Describe a banana. It's yellow, perhaps with some green edges. When peeled, it has a smooth, soft, mushy texture. It tastes sweet, maybe a little creamy.
And it smells like... well, it smells like a banana.
Every sense has its own “lexical field,” a vast palette of dedicated descriptive words for colors, sounds, tastes, and textures. But smell? In English, there are only three dedicated smell words—stinky, fragrant, and musty—and the first two are more about the smeller's subjective experience than about the smelly thing itself.
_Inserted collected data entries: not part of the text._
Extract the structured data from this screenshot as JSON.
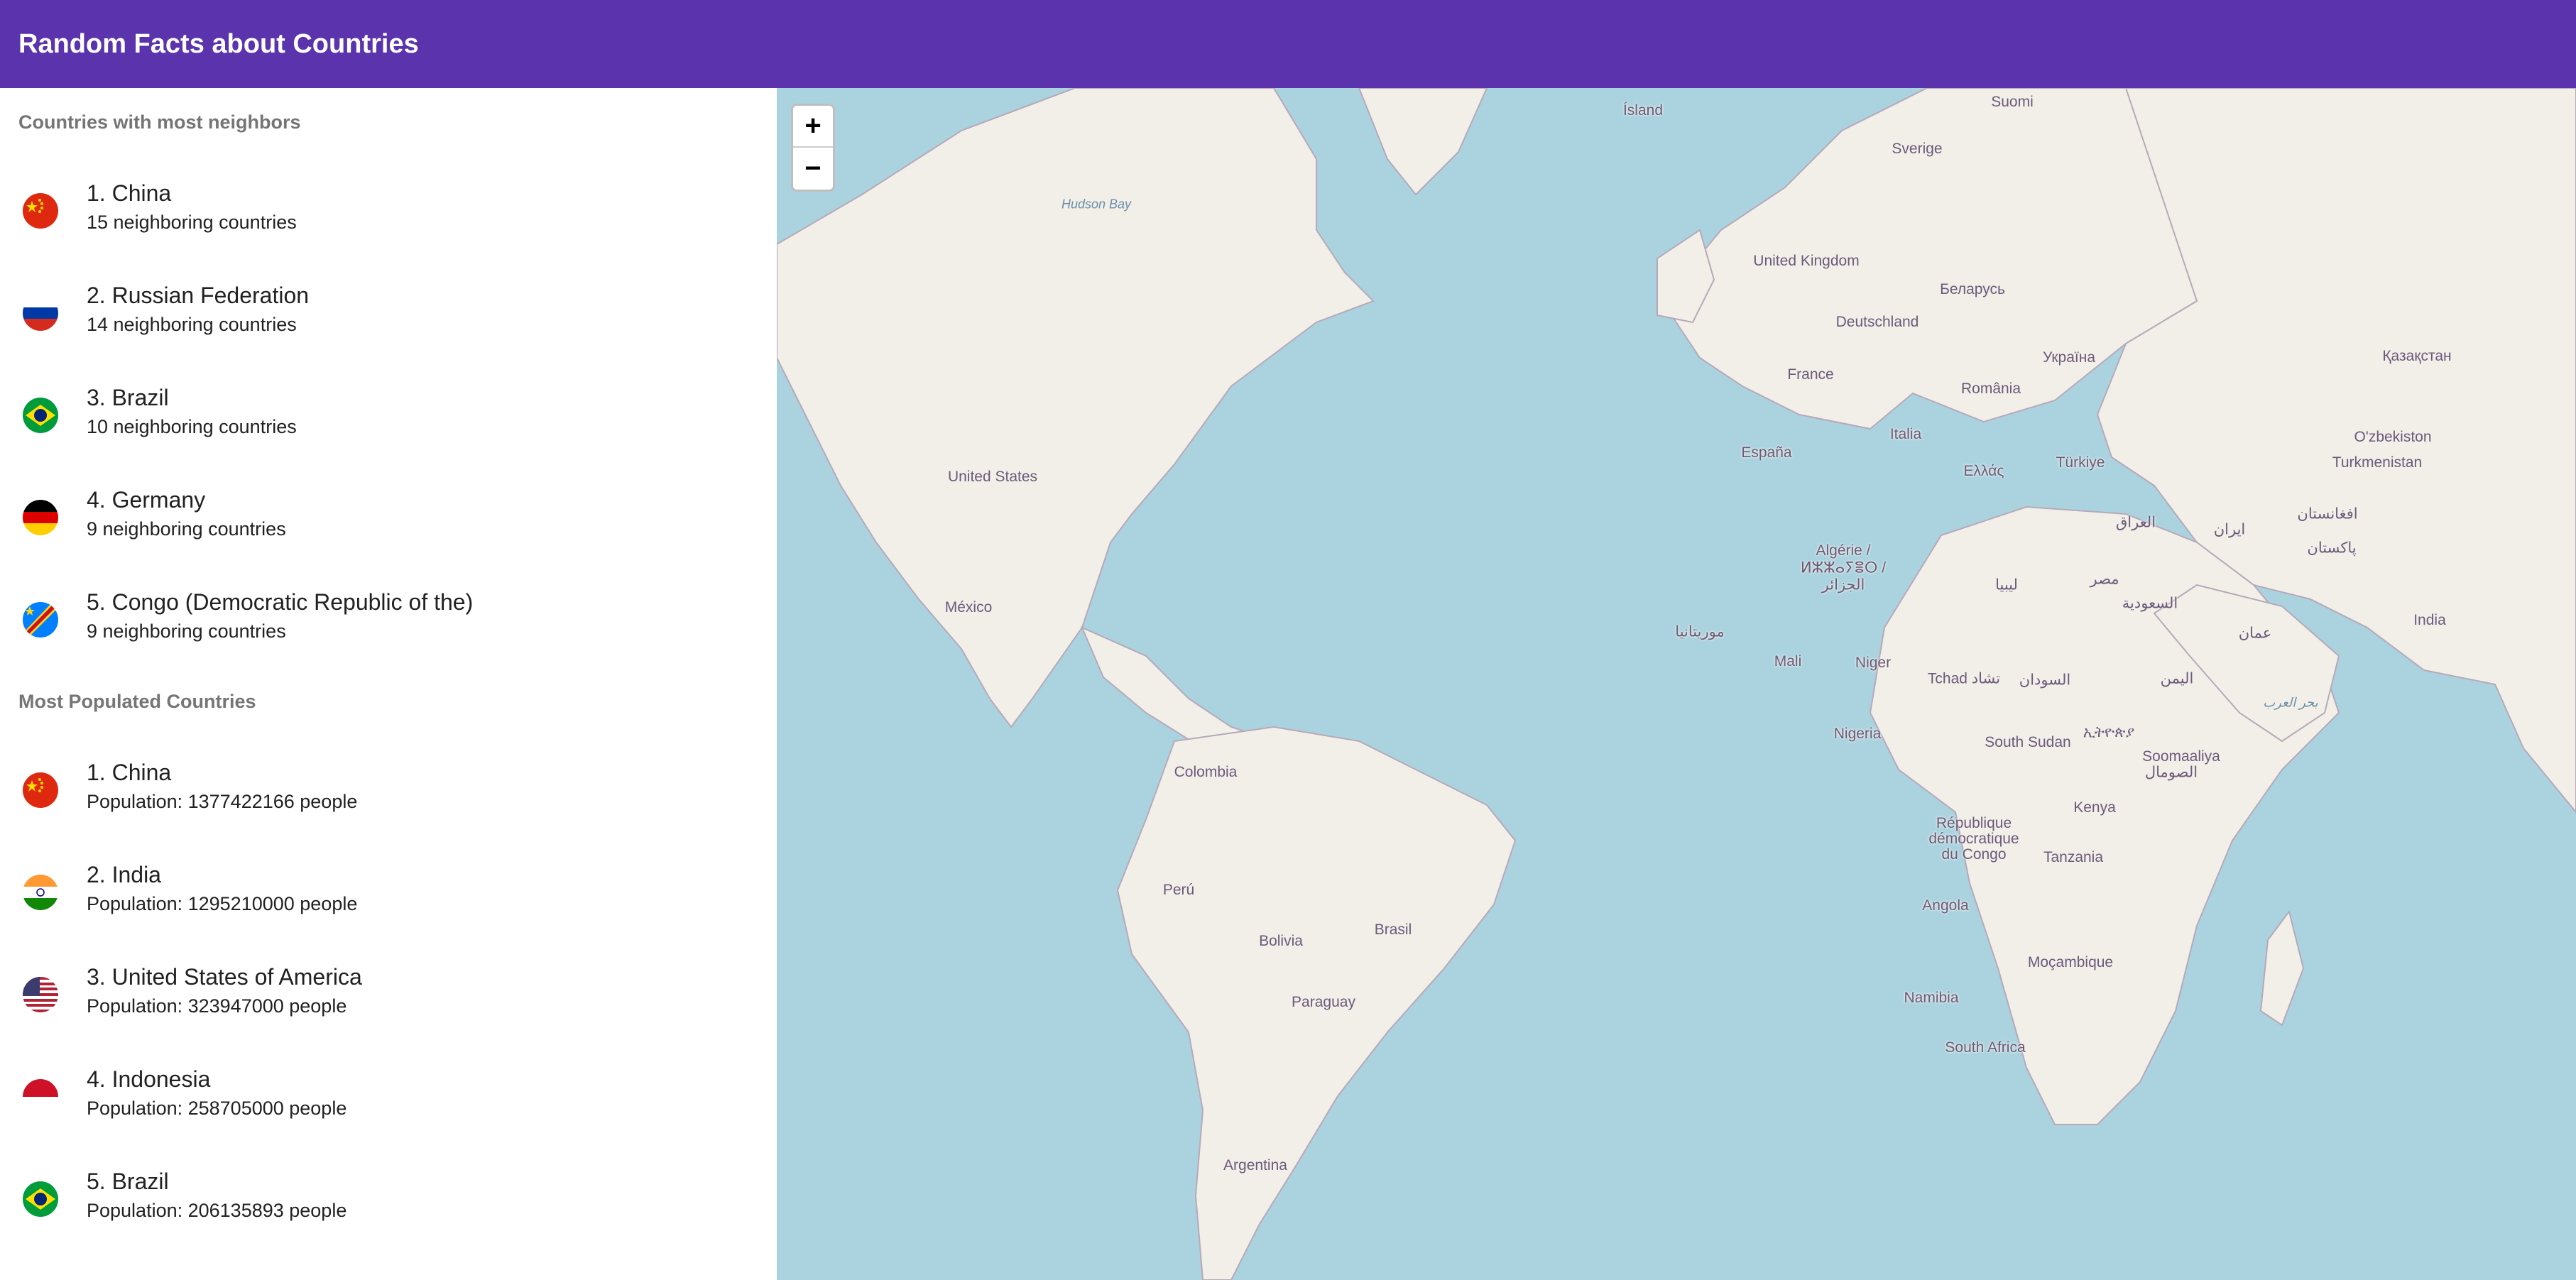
{
  "app": {
    "title": "Random Facts about Countries"
  },
  "neighbors": {
    "header": "Countries with most neighbors",
    "items": [
      {
        "title": "1. China",
        "subtitle": "15 neighboring countries",
        "flag": "china-flag"
      },
      {
        "title": "2. Russian Federation",
        "subtitle": "14 neighboring countries",
        "flag": "russia-flag"
      },
      {
        "title": "3. Brazil",
        "subtitle": "10 neighboring countries",
        "flag": "brazil-flag"
      },
      {
        "title": "4. Germany",
        "subtitle": "9 neighboring countries",
        "flag": "germany-flag"
      },
      {
        "title": "5. Congo (Democratic Republic of the)",
        "subtitle": "9 neighboring countries",
        "flag": "drc-flag"
      }
    ]
  },
  "population": {
    "header": "Most Populated Countries",
    "items": [
      {
        "title": "1. China",
        "subtitle": "Population: 1377422166 people",
        "flag": "china-flag"
      },
      {
        "title": "2. India",
        "subtitle": "Population: 1295210000 people",
        "flag": "india-flag"
      },
      {
        "title": "3. United States of America",
        "subtitle": "Population: 323947000 people",
        "flag": "usa-flag"
      },
      {
        "title": "4. Indonesia",
        "subtitle": "Population: 258705000 people",
        "flag": "indonesia-flag"
      },
      {
        "title": "5. Brazil",
        "subtitle": "Population: 206135893 people",
        "flag": "brazil-flag"
      }
    ]
  },
  "map": {
    "zoom_in": "+",
    "zoom_out": "−",
    "labels": {
      "island": "Ísland",
      "suomi": "Suomi",
      "sverige": "Sverige",
      "hudson": "Hudson Bay",
      "uk": "United Kingdom",
      "belarus": "Беларусь",
      "deutschland": "Deutschland",
      "ukraina": "Україна",
      "kazakhstan": "Қазақстан",
      "france": "France",
      "romania": "România",
      "italia": "Italia",
      "espana": "España",
      "turkiye": "Türkiye",
      "uzbekiston": "O'zbekiston",
      "turkmenistan": "Turkmenistan",
      "ellas": "Ελλάς",
      "us": "United States",
      "iraq": "العراق",
      "iran": "ایران",
      "afghanistan": "افغانستان",
      "pakistan": "پاکستان",
      "algerie": "Algérie /",
      "algerie2": "ⵍⵣⵣⴰⵢⴻⵔ /",
      "algerie3": "الجزائر",
      "libya": "ليبيا",
      "misr": "مصر",
      "saudi": "السعودية",
      "oman": "عمان",
      "india": "India",
      "mexico": "México",
      "mauritania": "موريتانيا",
      "mali": "Mali",
      "niger": "Niger",
      "tchad": "Tchad تشاد",
      "sudan": "السودان",
      "yemen": "اليمن",
      "arabsea": "بحر العرب",
      "nigeria": "Nigeria",
      "ethiopia": "ኢትዮጵያ",
      "southsudan": "South Sudan",
      "somalia": "Soomaaliya",
      "somalia2": "الصومال",
      "colombia": "Colombia",
      "rdc": "République",
      "rdc2": "démocratique",
      "rdc3": "du Congo",
      "kenya": "Kenya",
      "peru": "Perú",
      "tanzania": "Tanzania",
      "brasil": "Brasil",
      "bolivia": "Bolivia",
      "angola": "Angola",
      "mozambique": "Moçambique",
      "paraguay": "Paraguay",
      "namibia": "Namibia",
      "southafrica": "South Africa",
      "argentina": "Argentina"
    }
  }
}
All of our other scent descriptors are really descriptions of sources: We say that things smell like cinnamon, or roses, or teen spirit, or napalm in the morning. The other senses don't need these linguistic workarounds. We don't need to say that a banana “looks like lemon;” we can just say that it's yellow. Experts who work in perfume or wine-tasting industries may use more metaphorical terms like decadent or unctuous, but good luck explaining them to a non-expert who's not familiar with the jargon.
Some scientists have taken this as evidence that humans have relegated smell to the sensory sidelines, while vision has taken center-field. It's a B-list sense, deemed by Darwin to be “of extremely slight service.” Others have suggested that smells are inherently indescribable, and that “olfactory abstraction is impossible.” Kant wrote that “Smell does not allow itself to be described, but only compared through similarity with another sense.” Indeed, when Jean-Baptiste Grenouille, the protagonist of Perfume: The Story of a Murderer can unerringly identify smells, remember them, and mix and match them in his head, he seems disconcerting and supernatural to us, precisely because we suck so badly at those tasks.